CRAWL: Collaborative Adaptive Case Management with Linked Data
Authors: Sebastian Heil, Stefan Wild, Martin Gaedke
Introduction
An increasing share of today's work is knowledge work. Adaptive Case Management (ACM) assists knowledge workers in handling this collaborative, emergent and unpredictable type of work. Finding suitable workers for specific functions still relies on manual assessment and assignment by persons in charge, which does not scale well. In this paper we discuss a tool for ACM to facilitate this expert finding leveraging existing Web technology. We propose a method to automatically recommend a set of eligible workers utilizing linked data, enriched user profile data from distributed social networks and information gathered from case descriptions. This semantic recommendation method detects similarities between case requirements and worker profiles. The algorithm traverses distributed social graphs to retrieve a ranked list of suitable contributors to a case according to adaptable metrics. For this purpose, we introduce a vocabulary to specify case requirements and a vocabulary to describe skill sets and personal attributes of workers.
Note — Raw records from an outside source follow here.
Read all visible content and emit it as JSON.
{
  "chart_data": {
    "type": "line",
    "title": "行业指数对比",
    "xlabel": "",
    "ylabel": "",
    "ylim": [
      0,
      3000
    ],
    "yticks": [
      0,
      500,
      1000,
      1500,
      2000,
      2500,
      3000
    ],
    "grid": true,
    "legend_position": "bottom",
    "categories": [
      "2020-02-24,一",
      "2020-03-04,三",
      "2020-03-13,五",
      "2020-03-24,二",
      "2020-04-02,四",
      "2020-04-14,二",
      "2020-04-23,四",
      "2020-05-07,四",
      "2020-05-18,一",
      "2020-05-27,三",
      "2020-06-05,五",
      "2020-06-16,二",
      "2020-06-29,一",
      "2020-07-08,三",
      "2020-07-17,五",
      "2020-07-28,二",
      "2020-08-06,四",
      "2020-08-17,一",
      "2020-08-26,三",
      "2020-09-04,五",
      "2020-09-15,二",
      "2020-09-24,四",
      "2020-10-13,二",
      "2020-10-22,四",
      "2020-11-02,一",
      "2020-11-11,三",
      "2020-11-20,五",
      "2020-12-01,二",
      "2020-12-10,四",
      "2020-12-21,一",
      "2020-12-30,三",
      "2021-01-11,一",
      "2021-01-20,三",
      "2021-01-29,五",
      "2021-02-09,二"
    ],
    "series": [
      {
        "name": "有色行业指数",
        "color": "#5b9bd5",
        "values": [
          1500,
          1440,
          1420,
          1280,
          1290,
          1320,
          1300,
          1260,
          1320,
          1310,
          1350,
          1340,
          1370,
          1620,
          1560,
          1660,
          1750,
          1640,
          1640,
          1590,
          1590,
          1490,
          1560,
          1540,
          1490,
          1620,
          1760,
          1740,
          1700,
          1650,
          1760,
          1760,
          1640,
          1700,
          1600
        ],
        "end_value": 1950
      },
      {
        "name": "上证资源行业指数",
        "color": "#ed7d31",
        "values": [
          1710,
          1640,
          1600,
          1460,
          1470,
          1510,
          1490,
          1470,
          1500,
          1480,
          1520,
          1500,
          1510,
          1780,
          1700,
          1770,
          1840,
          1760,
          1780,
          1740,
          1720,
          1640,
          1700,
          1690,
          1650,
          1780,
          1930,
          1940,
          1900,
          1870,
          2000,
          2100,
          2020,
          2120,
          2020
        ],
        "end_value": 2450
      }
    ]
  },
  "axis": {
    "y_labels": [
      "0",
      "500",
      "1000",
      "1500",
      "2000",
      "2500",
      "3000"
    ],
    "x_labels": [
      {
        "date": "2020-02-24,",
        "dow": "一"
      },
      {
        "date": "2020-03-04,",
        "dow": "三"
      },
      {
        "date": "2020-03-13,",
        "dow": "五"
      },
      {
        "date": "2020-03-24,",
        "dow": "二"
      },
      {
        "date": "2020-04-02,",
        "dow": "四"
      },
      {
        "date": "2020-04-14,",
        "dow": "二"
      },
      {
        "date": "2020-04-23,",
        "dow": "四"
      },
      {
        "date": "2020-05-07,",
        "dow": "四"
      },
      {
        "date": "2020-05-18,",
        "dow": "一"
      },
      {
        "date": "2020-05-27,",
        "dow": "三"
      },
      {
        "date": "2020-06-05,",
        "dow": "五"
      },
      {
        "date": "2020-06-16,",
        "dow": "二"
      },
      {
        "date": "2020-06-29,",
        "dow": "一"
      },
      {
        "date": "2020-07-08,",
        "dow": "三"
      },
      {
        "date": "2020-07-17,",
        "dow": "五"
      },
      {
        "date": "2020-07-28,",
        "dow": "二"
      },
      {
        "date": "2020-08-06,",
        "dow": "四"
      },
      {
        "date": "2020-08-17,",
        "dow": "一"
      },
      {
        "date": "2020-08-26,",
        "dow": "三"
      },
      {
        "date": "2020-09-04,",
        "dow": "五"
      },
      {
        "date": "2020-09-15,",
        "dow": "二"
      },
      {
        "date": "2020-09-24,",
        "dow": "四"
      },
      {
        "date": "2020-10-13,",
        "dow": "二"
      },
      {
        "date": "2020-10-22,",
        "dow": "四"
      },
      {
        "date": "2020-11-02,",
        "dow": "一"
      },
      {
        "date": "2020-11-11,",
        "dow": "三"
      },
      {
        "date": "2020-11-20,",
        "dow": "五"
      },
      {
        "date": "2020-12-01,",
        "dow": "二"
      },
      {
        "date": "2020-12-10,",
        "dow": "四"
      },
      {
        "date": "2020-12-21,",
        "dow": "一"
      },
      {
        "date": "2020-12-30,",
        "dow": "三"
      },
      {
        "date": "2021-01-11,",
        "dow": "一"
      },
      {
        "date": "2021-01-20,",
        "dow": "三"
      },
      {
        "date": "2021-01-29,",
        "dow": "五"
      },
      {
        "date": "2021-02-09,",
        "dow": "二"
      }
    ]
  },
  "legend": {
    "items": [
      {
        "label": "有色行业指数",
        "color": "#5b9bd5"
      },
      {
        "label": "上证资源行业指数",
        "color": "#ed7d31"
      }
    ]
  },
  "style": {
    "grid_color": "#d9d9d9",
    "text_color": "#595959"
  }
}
The semantic recommendation method is demonstrated by a prototypical implementation using a WebID-based distributed social network.
Demo
In this demonstration video, Bob uses Sociddea to add information about his skills and experience to his WebID profile. Casey uses VSRCM to handle a support case. She adds new goals to the case and requests to find experts for the "Profiling" goal. The definition of required experience is similar to the skill definition in Sociddea. The CRAWL expert finder component provides Casey with a list of suitable candidates. She sees their names and contact information. For further data about the candidates she consults the candidate profiles on Sociddea.